IndyCar can change its future if it’s willing to stop doing dumb things like making almost everything spec. From Hisense to Sharp to JVC to Vivo to Motorola, to all of the big names like Apple and Google, they are barred from doing anything tech-related in IndyCar. Think of all the significant tech brands you know of, or whose products you own, and of all the up-and-coming firms in Silicon Valley and other tech-rich regions, and they can’t make a single thing to be used in IndyCar. By IndyCar’s choice.

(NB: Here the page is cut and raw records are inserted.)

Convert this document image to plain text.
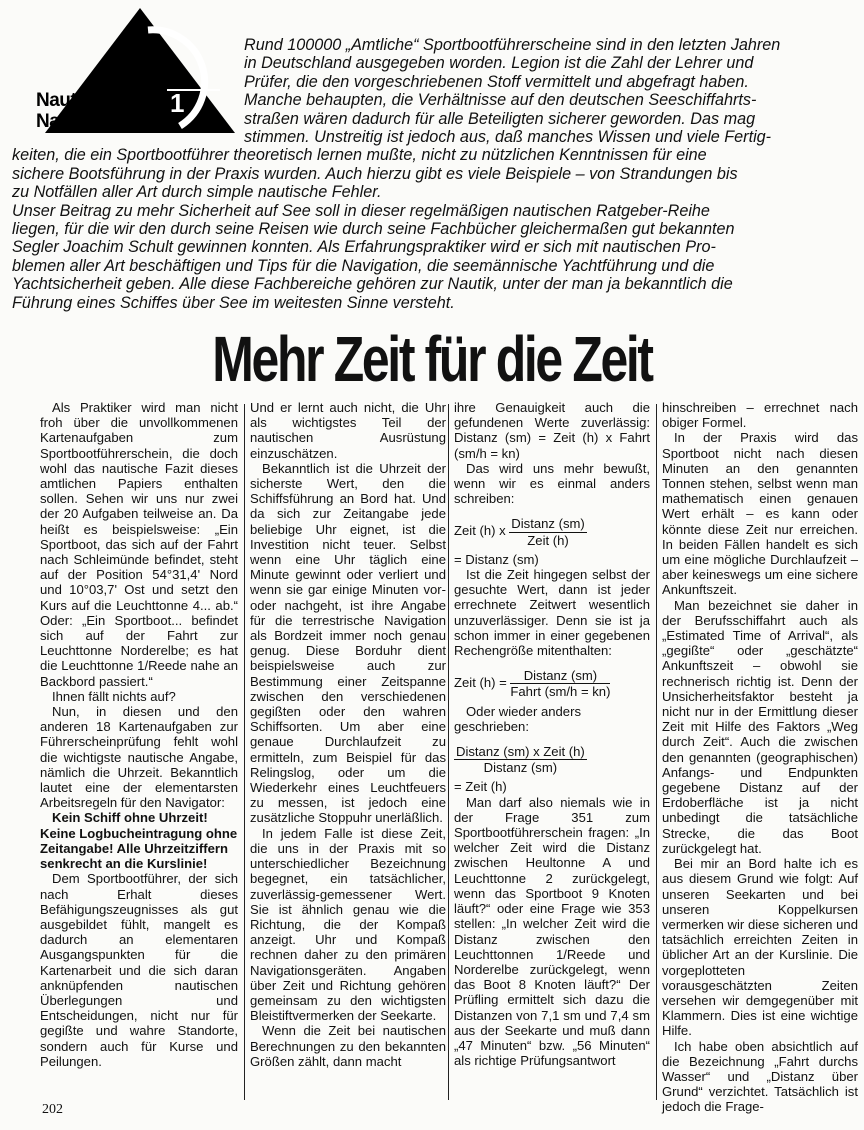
Nautik zum
Nachdenken
1
Rund 100000 „Amtliche“ Sportbootführerscheine sind in den letzten Jahren
in Deutschland ausgegeben worden. Legion ist die Zahl der Lehrer und
Prüfer, die den vorgeschriebenen Stoff vermittelt und abgefragt haben.
Manche behaupten, die Verhältnisse auf den deutschen Seeschiffahrts-
straßen wären dadurch für alle Beteiligten sicherer geworden. Das mag
stimmen. Unstreitig ist jedoch aus, daß manches Wissen und viele Fertig-
keiten, die ein Sportbootführer theoretisch lernen mußte, nicht zu nützlichen Kenntnissen für eine
sichere Bootsführung in der Praxis wurden. Auch hierzu gibt es viele Beispiele – von Strandungen bis
zu Notfällen aller Art durch simple nautische Fehler.
Unser Beitrag zu mehr Sicherheit auf See soll in dieser regelmäßigen nautischen Ratgeber-Reihe
liegen, für die wir den durch seine Reisen wie durch seine Fachbücher gleichermaßen gut bekannten
Segler Joachim Schult gewinnen konnten. Als Erfahrungspraktiker wird er sich mit nautischen Pro-
blemen aller Art beschäftigen und Tips für die Navigation, die seemännische Yachtführung und die
Yachtsicherheit geben. Alle diese Fachbereiche gehören zur Nautik, unter der man ja bekanntlich die
Führung eines Schiffes über See im weitesten Sinne versteht.
Mehr Zeit für die Zeit

Als Praktiker wird man nicht froh über die unvollkommenen Kartenaufgaben zum Sportbootführerschein, die doch wohl das nautische Fazit dieses amtlichen Papiers enthalten sollen. Sehen wir uns nur zwei der 20 Aufgaben teilweise an. Da heißt es beispielsweise: „Ein Sportboot, das sich auf der Fahrt nach Schleimünde befindet, steht auf der Position 54°31,4' Nord und 10°03,7' Ost und setzt den Kurs auf die Leuchttonne 4... ab.“ Oder: „Ein Sportboot... befindet sich auf der Fahrt zur Leuchttonne Norderelbe; es hat die Leuchttonne 1/Reede nahe an Backbord passiert.“

Ihnen fällt nichts auf?

Nun, in diesen und den anderen 18 Kartenaufgaben zur Führerscheinprüfung fehlt wohl die wichtigste nautische Angabe, nämlich die Uhrzeit. Bekanntlich lautet eine der elementarsten Arbeitsregeln für den Navigator:

Kein Schiff ohne Uhrzeit! Keine Logbucheintragung ohne Zeitangabe! Alle Uhrzeitziffern senkrecht an die Kurslinie!

Dem Sportbootführer, der sich nach Erhalt dieses Befähigungszeugnisses als gut ausgebildet fühlt, mangelt es dadurch an elementaren Ausgangspunkten für die Kartenarbeit und die sich daran anknüpfenden nautischen Überlegungen und Entscheidungen, nicht nur für gegißte und wahre Standorte, sondern auch für Kurse und Peilungen.

Und er lernt auch nicht, die Uhr als wichtigstes Teil der nautischen Ausrüstung einzuschätzen.

Bekanntlich ist die Uhrzeit der sicherste Wert, den die Schiffsführung an Bord hat. Und da sich zur Zeitangabe jede beliebige Uhr eignet, ist die Investition nicht teuer. Selbst wenn eine Uhr täglich eine Minute gewinnt oder verliert und wenn sie gar einige Minuten vor- oder nachgeht, ist ihre Angabe für die terrestrische Navigation als Bordzeit immer noch genau genug. Diese Borduhr dient beispielsweise auch zur Bestimmung einer Zeitspanne zwischen den verschiedenen gegißten oder den wahren Schiffsorten. Um aber eine genaue Durchlaufzeit zu ermitteln, zum Beispiel für das Relingslog, oder um die Wiederkehr eines Leuchtfeuers zu messen, ist jedoch eine zusätzliche Stoppuhr unerläßlich.

In jedem Falle ist diese Zeit, die uns in der Praxis mit so unterschiedlicher Bezeichnung begegnet, ein tatsächlicher, zuverlässig-gemessener Wert. Sie ist ähnlich genau wie die Richtung, die der Kompaß anzeigt. Uhr und Kompaß rechnen daher zu den primären Navigationsgeräten. Angaben über Zeit und Richtung gehören gemeinsam zu den wichtigsten Bleistiftvermerken der Seekarte.

Wenn die Zeit bei nautischen Berechnungen zu den bekannten Größen zählt, dann macht

ihre Genauigkeit auch die gefundenen Werte zuverlässig: Distanz (sm) = Zeit (h) x Fahrt (sm/h = kn)

Das wird uns mehr bewußt, wenn wir es einmal anders schreiben:

Zeit (h) x Distanz (sm)
Zeit (h)

= Distanz (sm)

Ist die Zeit hingegen selbst der gesuchte Wert, dann ist jeder errechnete Zeitwert wesentlich unzuverlässiger. Denn sie ist ja schon immer in einer gegebenen Rechengröße mitenthalten:

Zeit (h) =	Distanz (sm)
Fahrt (sm/h = kn)

Oder wieder anders geschrieben:

Distanz (sm) x Zeit (h)
Distanz (sm)

= Zeit (h)

Man darf also niemals wie in der Frage 351 zum Sportbootführerschein fragen: „In welcher Zeit wird die Distanz zwischen Heultonne A und Leuchttonne 2 zurückgelegt, wenn das Sportboot 9 Knoten läuft?“ oder eine Frage wie 353 stellen: „In welcher Zeit wird die Distanz zwischen den Leuchttonnen 1/Reede und Norderelbe zurückgelegt, wenn das Boot 8 Knoten läuft?“ Der Prüfling ermittelt sich dazu die Distanzen von 7,1 sm und 7,4 sm aus der Seekarte und muß dann „47 Minuten“ bzw. „56 Minuten“ als richtige Prüfungsantwort

hinschreiben – errechnet nach obiger Formel.

In der Praxis wird das Sportboot nicht nach diesen Minuten an den genannten Tonnen stehen, selbst wenn man mathematisch einen genauen Wert erhält – es kann oder könnte diese Zeit nur erreichen. In beiden Fällen handelt es sich um eine mögliche Durchlaufzeit – aber keineswegs um eine sichere Ankunftszeit.

Man bezeichnet sie daher in der Berufsschiffahrt auch als „Estimated Time of Arrival“, als „gegißte“ oder „geschätzte“ Ankunftszeit – obwohl sie rechnerisch richtig ist. Denn der Unsicherheitsfaktor besteht ja nicht nur in der Ermittlung dieser Zeit mit Hilfe des Faktors „Weg durch Zeit“. Auch die zwischen den genannten (geographischen) Anfangs- und Endpunkten gegebene Distanz auf der Erdoberfläche ist ja nicht unbedingt die tatsächliche Strecke, die das Boot zurückgelegt hat.

Bei mir an Bord halte ich es aus diesem Grund wie folgt: Auf unseren Seekarten und bei unseren Koppelkursen vermerken wir diese sicheren und tatsächlich erreichten Zeiten in üblicher Art an der Kurslinie. Die vorgeplotteten vorausgeschätzten Zeiten versehen wir demgegenüber mit Klammern. Dies ist eine wichtige Hilfe.

Ich habe oben absichtlich auf die Bezeichnung „Fahrt durchs Wasser“ und „Distanz über Grund“ verzichtet. Tatsächlich ist jedoch die Frage-

202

(And yes, I realize there are other series who do the same dumb thing, but the question was about IndyCar. And also, the spec rules we have today were written long before Penske Entertainment bought the series or IndyCar’s entire operations and tech department led by Jay Frye were hired.)

Think small and spec, and get small results, which is what has plagued IndyCar — traced back to the IRL and Champ Car — for longer than some of its newest fans have been alive. Or have some balls, and refuse to be driven by fear, and make smart business decisions that benefit the teams.
Every time a decision is made to sign a spec deal, it’s the series that profits and the teams who are further strangled in some financial way. Penske Entertainment, led by Roger Penske — among the greatest business people this sport has known — has its first chance, through bringing a new car to market with Dallara, to show his business expertise by removing the word “spec” from a range of areas on the car.

Opening up big and new and real business opportunities for the paddock by breaking decades of spec thinking is critical.

And if the whole damn thing is another spec car from nose to tail that continues to handcuff IndyCar’s teams from seeking and finding new technology sponsors and partners, I’ll have to question why the series signed its entrants up for another decade of financial struggles.

“Spec” has been the noose IndyCar willingly places around the neck of its teams and watches as they complain about struggling to breathe. It’s time for a rethink on the ways and places where open competition can make IndyCar better, more interesting, and stoke new business development.

Let the technology world — aerospace, aviation, automotive, electronics, and so on — in and let their collective infusion of money and engineering and creativity lift IndyCar to heights some of us once enjoyed before the word spec started choking the life out of the series.